Daman and Diu: Hailed as ‘first cashless region’, a reality check from the ground

IT IS a familiar sight by now. A long line of people are waiting outside the State Bank of India (SBI) branch in Bucharwada, in Diu, the tiny union territory located off the south coast of Gujarat. One woman claims that she has been waiting since 6 am. At 11:30 am, the iron-grill door of the bank remains locked.

A few kilometres away, there are similar queues outside the SBI’s Wanakbara branch. Three policemen stand guard, trying to keep the crowd in check. The lone ATM in the building is not functioning. It is the same story at the other banks too.

Earlier this week, Union Minister of State for Home Hansraj Gangaram Ahir “commended the UT administration for taking the initiative to make Daman and Diu the first cashless region of the country”.

But a visit to the ground shows that it still has a long way to go.

While Diu is a popular watering hole for tourists from dry Gujarat, only one of its 200-odd bars has a Point of Sale (PoS) machine, according to office-bearers of the Diu District Liquor Association (DDLA).
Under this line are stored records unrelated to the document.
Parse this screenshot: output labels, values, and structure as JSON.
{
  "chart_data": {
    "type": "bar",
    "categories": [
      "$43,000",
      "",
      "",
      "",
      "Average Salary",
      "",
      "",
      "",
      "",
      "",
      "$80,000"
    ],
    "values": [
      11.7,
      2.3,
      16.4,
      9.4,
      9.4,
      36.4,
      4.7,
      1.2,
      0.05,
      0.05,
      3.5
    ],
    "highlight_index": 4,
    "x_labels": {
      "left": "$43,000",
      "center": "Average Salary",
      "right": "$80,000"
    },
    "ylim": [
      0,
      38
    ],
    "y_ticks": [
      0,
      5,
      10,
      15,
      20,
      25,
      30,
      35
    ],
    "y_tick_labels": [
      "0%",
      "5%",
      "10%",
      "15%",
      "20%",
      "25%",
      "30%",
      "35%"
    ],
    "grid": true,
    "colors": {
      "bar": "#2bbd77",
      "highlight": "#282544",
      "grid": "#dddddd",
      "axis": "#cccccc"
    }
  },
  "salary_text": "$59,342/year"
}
About 60 bars run by hotels accept online and cheque payments, the rest depend on cash transactions.

“We have applied for two PoS machines, and the banks have assured that they will be delivered early next month. Till then, we have to continue to deal in cash,” says Shyamji Vaishya, owner of Royal Wine Shop in Bandar Chowk.
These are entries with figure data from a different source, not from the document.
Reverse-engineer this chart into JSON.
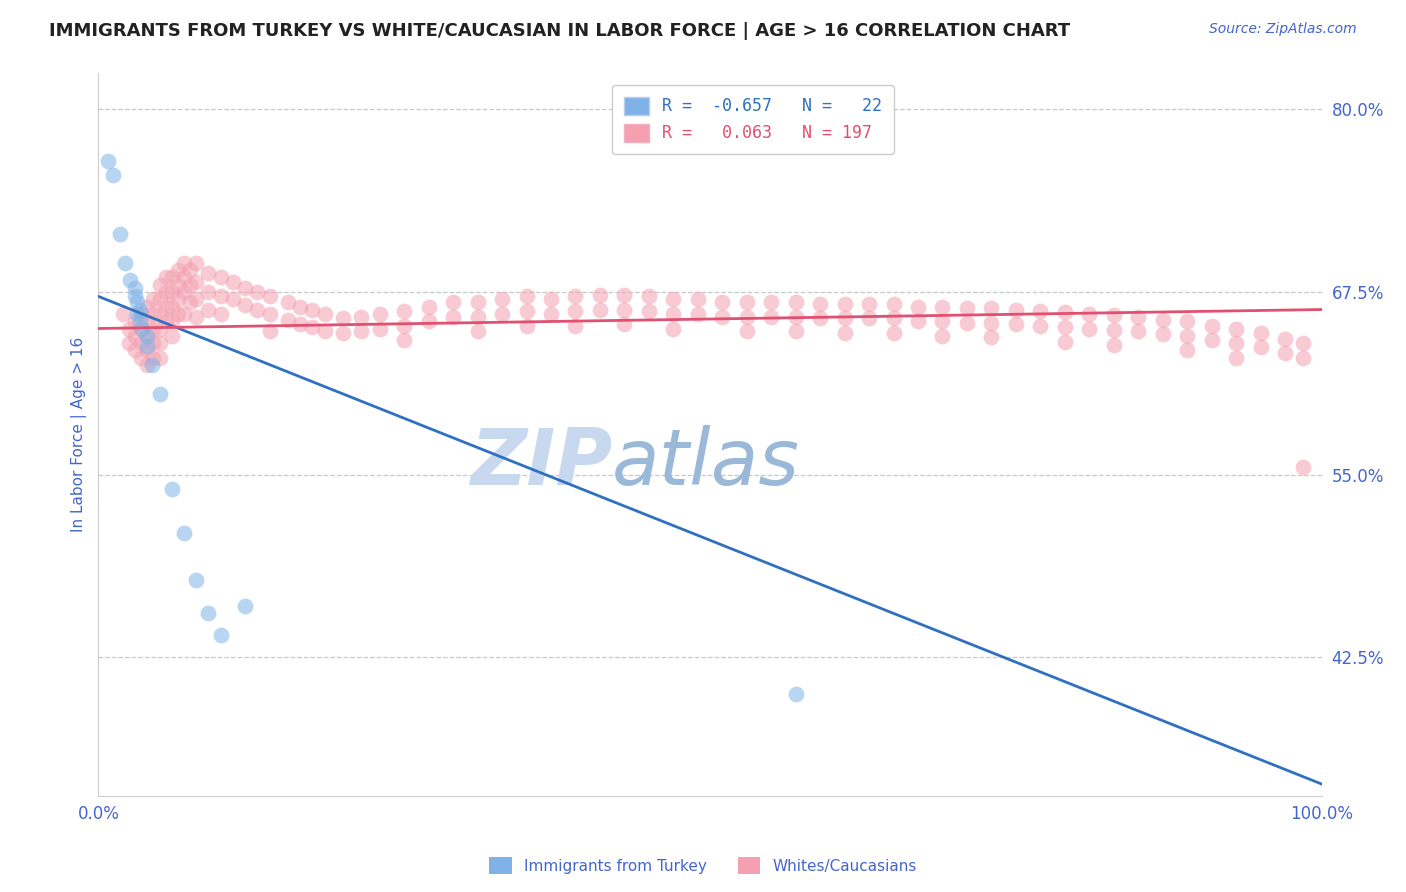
{
  "title": "IMMIGRANTS FROM TURKEY VS WHITE/CAUCASIAN IN LABOR FORCE | AGE > 16 CORRELATION CHART",
  "source_text": "Source: ZipAtlas.com",
  "ylabel": "In Labor Force | Age > 16",
  "xlim": [
    0.0,
    1.0
  ],
  "ylim": [
    0.33,
    0.825
  ],
  "yticks": [
    0.425,
    0.55,
    0.675,
    0.8
  ],
  "ytick_labels": [
    "42.5%",
    "55.0%",
    "67.5%",
    "80.0%"
  ],
  "xtick_labels": [
    "0.0%",
    "100.0%"
  ],
  "xticks": [
    0.0,
    1.0
  ],
  "blue_dots": [
    [
      0.008,
      0.765
    ],
    [
      0.012,
      0.755
    ],
    [
      0.018,
      0.715
    ],
    [
      0.022,
      0.695
    ],
    [
      0.026,
      0.683
    ],
    [
      0.03,
      0.678
    ],
    [
      0.03,
      0.672
    ],
    [
      0.032,
      0.668
    ],
    [
      0.032,
      0.66
    ],
    [
      0.034,
      0.663
    ],
    [
      0.034,
      0.655
    ],
    [
      0.036,
      0.65
    ],
    [
      0.04,
      0.645
    ],
    [
      0.04,
      0.638
    ],
    [
      0.044,
      0.625
    ],
    [
      0.05,
      0.605
    ],
    [
      0.06,
      0.54
    ],
    [
      0.07,
      0.51
    ],
    [
      0.08,
      0.478
    ],
    [
      0.09,
      0.455
    ],
    [
      0.1,
      0.44
    ],
    [
      0.12,
      0.46
    ],
    [
      0.57,
      0.4
    ]
  ],
  "pink_dots": [
    [
      0.02,
      0.66
    ],
    [
      0.025,
      0.65
    ],
    [
      0.025,
      0.64
    ],
    [
      0.03,
      0.655
    ],
    [
      0.03,
      0.645
    ],
    [
      0.03,
      0.635
    ],
    [
      0.035,
      0.66
    ],
    [
      0.035,
      0.65
    ],
    [
      0.035,
      0.64
    ],
    [
      0.035,
      0.63
    ],
    [
      0.04,
      0.665
    ],
    [
      0.04,
      0.655
    ],
    [
      0.04,
      0.645
    ],
    [
      0.04,
      0.635
    ],
    [
      0.04,
      0.625
    ],
    [
      0.045,
      0.67
    ],
    [
      0.045,
      0.66
    ],
    [
      0.045,
      0.65
    ],
    [
      0.045,
      0.64
    ],
    [
      0.045,
      0.63
    ],
    [
      0.05,
      0.68
    ],
    [
      0.05,
      0.67
    ],
    [
      0.05,
      0.66
    ],
    [
      0.05,
      0.65
    ],
    [
      0.05,
      0.64
    ],
    [
      0.05,
      0.63
    ],
    [
      0.055,
      0.685
    ],
    [
      0.055,
      0.675
    ],
    [
      0.055,
      0.665
    ],
    [
      0.055,
      0.655
    ],
    [
      0.06,
      0.685
    ],
    [
      0.06,
      0.675
    ],
    [
      0.06,
      0.665
    ],
    [
      0.06,
      0.655
    ],
    [
      0.06,
      0.645
    ],
    [
      0.065,
      0.69
    ],
    [
      0.065,
      0.68
    ],
    [
      0.065,
      0.67
    ],
    [
      0.065,
      0.66
    ],
    [
      0.07,
      0.695
    ],
    [
      0.07,
      0.685
    ],
    [
      0.07,
      0.675
    ],
    [
      0.07,
      0.66
    ],
    [
      0.075,
      0.69
    ],
    [
      0.075,
      0.68
    ],
    [
      0.075,
      0.668
    ],
    [
      0.08,
      0.695
    ],
    [
      0.08,
      0.682
    ],
    [
      0.08,
      0.67
    ],
    [
      0.08,
      0.658
    ],
    [
      0.09,
      0.688
    ],
    [
      0.09,
      0.675
    ],
    [
      0.09,
      0.663
    ],
    [
      0.1,
      0.685
    ],
    [
      0.1,
      0.672
    ],
    [
      0.1,
      0.66
    ],
    [
      0.11,
      0.682
    ],
    [
      0.11,
      0.67
    ],
    [
      0.12,
      0.678
    ],
    [
      0.12,
      0.666
    ],
    [
      0.13,
      0.675
    ],
    [
      0.13,
      0.663
    ],
    [
      0.14,
      0.672
    ],
    [
      0.14,
      0.66
    ],
    [
      0.14,
      0.648
    ],
    [
      0.155,
      0.668
    ],
    [
      0.155,
      0.656
    ],
    [
      0.165,
      0.665
    ],
    [
      0.165,
      0.653
    ],
    [
      0.175,
      0.663
    ],
    [
      0.175,
      0.651
    ],
    [
      0.185,
      0.66
    ],
    [
      0.185,
      0.648
    ],
    [
      0.2,
      0.657
    ],
    [
      0.2,
      0.647
    ],
    [
      0.215,
      0.658
    ],
    [
      0.215,
      0.648
    ],
    [
      0.23,
      0.66
    ],
    [
      0.23,
      0.65
    ],
    [
      0.25,
      0.662
    ],
    [
      0.25,
      0.652
    ],
    [
      0.25,
      0.642
    ],
    [
      0.27,
      0.665
    ],
    [
      0.27,
      0.655
    ],
    [
      0.29,
      0.668
    ],
    [
      0.29,
      0.658
    ],
    [
      0.31,
      0.668
    ],
    [
      0.31,
      0.658
    ],
    [
      0.31,
      0.648
    ],
    [
      0.33,
      0.67
    ],
    [
      0.33,
      0.66
    ],
    [
      0.35,
      0.672
    ],
    [
      0.35,
      0.662
    ],
    [
      0.35,
      0.652
    ],
    [
      0.37,
      0.67
    ],
    [
      0.37,
      0.66
    ],
    [
      0.39,
      0.672
    ],
    [
      0.39,
      0.662
    ],
    [
      0.39,
      0.652
    ],
    [
      0.41,
      0.673
    ],
    [
      0.41,
      0.663
    ],
    [
      0.43,
      0.673
    ],
    [
      0.43,
      0.663
    ],
    [
      0.43,
      0.653
    ],
    [
      0.45,
      0.672
    ],
    [
      0.45,
      0.662
    ],
    [
      0.47,
      0.67
    ],
    [
      0.47,
      0.66
    ],
    [
      0.47,
      0.65
    ],
    [
      0.49,
      0.67
    ],
    [
      0.49,
      0.66
    ],
    [
      0.51,
      0.668
    ],
    [
      0.51,
      0.658
    ],
    [
      0.53,
      0.668
    ],
    [
      0.53,
      0.658
    ],
    [
      0.53,
      0.648
    ],
    [
      0.55,
      0.668
    ],
    [
      0.55,
      0.658
    ],
    [
      0.57,
      0.668
    ],
    [
      0.57,
      0.658
    ],
    [
      0.57,
      0.648
    ],
    [
      0.59,
      0.667
    ],
    [
      0.59,
      0.657
    ],
    [
      0.61,
      0.667
    ],
    [
      0.61,
      0.657
    ],
    [
      0.61,
      0.647
    ],
    [
      0.63,
      0.667
    ],
    [
      0.63,
      0.657
    ],
    [
      0.65,
      0.667
    ],
    [
      0.65,
      0.657
    ],
    [
      0.65,
      0.647
    ],
    [
      0.67,
      0.665
    ],
    [
      0.67,
      0.655
    ],
    [
      0.69,
      0.665
    ],
    [
      0.69,
      0.655
    ],
    [
      0.69,
      0.645
    ],
    [
      0.71,
      0.664
    ],
    [
      0.71,
      0.654
    ],
    [
      0.73,
      0.664
    ],
    [
      0.73,
      0.654
    ],
    [
      0.73,
      0.644
    ],
    [
      0.75,
      0.663
    ],
    [
      0.75,
      0.653
    ],
    [
      0.77,
      0.662
    ],
    [
      0.77,
      0.652
    ],
    [
      0.79,
      0.661
    ],
    [
      0.79,
      0.651
    ],
    [
      0.79,
      0.641
    ],
    [
      0.81,
      0.66
    ],
    [
      0.81,
      0.65
    ],
    [
      0.83,
      0.659
    ],
    [
      0.83,
      0.649
    ],
    [
      0.83,
      0.639
    ],
    [
      0.85,
      0.658
    ],
    [
      0.85,
      0.648
    ],
    [
      0.87,
      0.656
    ],
    [
      0.87,
      0.646
    ],
    [
      0.89,
      0.655
    ],
    [
      0.89,
      0.645
    ],
    [
      0.89,
      0.635
    ],
    [
      0.91,
      0.652
    ],
    [
      0.91,
      0.642
    ],
    [
      0.93,
      0.65
    ],
    [
      0.93,
      0.64
    ],
    [
      0.93,
      0.63
    ],
    [
      0.95,
      0.647
    ],
    [
      0.95,
      0.637
    ],
    [
      0.97,
      0.643
    ],
    [
      0.97,
      0.633
    ],
    [
      0.985,
      0.64
    ],
    [
      0.985,
      0.63
    ],
    [
      0.985,
      0.555
    ]
  ],
  "blue_line_x": [
    0.0,
    1.0
  ],
  "blue_line_y": [
    0.672,
    0.338
  ],
  "pink_line_x": [
    0.0,
    1.0
  ],
  "pink_line_y": [
    0.65,
    0.663
  ],
  "blue_dot_color": "#7fb3e8",
  "pink_dot_color": "#f4a0b0",
  "blue_line_color": "#3070c0",
  "pink_line_color": "#e05070",
  "background_color": "#ffffff",
  "grid_color": "#c8c8c8",
  "title_color": "#222222",
  "axis_label_color": "#4466cc",
  "tick_color": "#4466cc",
  "watermark_zip_color": "#c8d8ee",
  "watermark_atlas_color": "#9ab8d8",
  "dot_size": 130,
  "dot_alpha": 0.55,
  "title_fontsize": 13,
  "source_fontsize": 10,
  "axis_label_fontsize": 11,
  "tick_fontsize": 12
}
Vaishya, who is also DDLA secretary, is one of the main liquor wholesellers in Diu. He says his wholesale business too depends on cash payments. “While hotels don’t make cash payments, the smaller bars still deal in cash. About 30 to 40 per cent of the payments that I receive is in cash,” he says.


At Deepee Bar, which is the only one with a PoS machine, 20 per cent of the transactions are in cash. “People from rural areas pay in cash… But those who drink costly brands pay by debit or credit card. While we have had this machine for the last two years, cashless transactions were very rare before November 9,” says its owner, Hardik Sheth.

At ‘Honest Enterprise’, a general store nearby, cash transactions are the norm. “I submitted an application to SBI for a PoS machine 25 days ago. But bank officials say it will take time. Accepting cheque payments for small amounts is inconvenient,” says its owner, Imran Vora.

Bipin Shah, the owner of ‘Suresh Stores’, a hardware and paints shop in Main Bazaar, says nine out of 10 transactions are in cash. The rest is in cheque, usually for high-value transactions.

Daman has about 60 liquor shops and over 260 bars and restaurants which serve liquor. Mahesh Patel, president of the Daman Wine Merchants Association, says only outsiders who buy at least a crate pay by card. “There is a shortage of PoS machines. The consumers are mostly industrial workers, residents and tourists from South Gujarat,” he says.

Deputy Collector Karanjit Vadodariya says there are nearly 535 PoS machines which are operational in Daman. “The change will not come overnight, but we are progressing,” he says.

Satyendra Singh, who owns a textile factory, says he has opened bank accounts for 400 workers. “Earlier, we would make cheque payments to the labour contractors, who would then withdraw the cash and distribute it,” he says.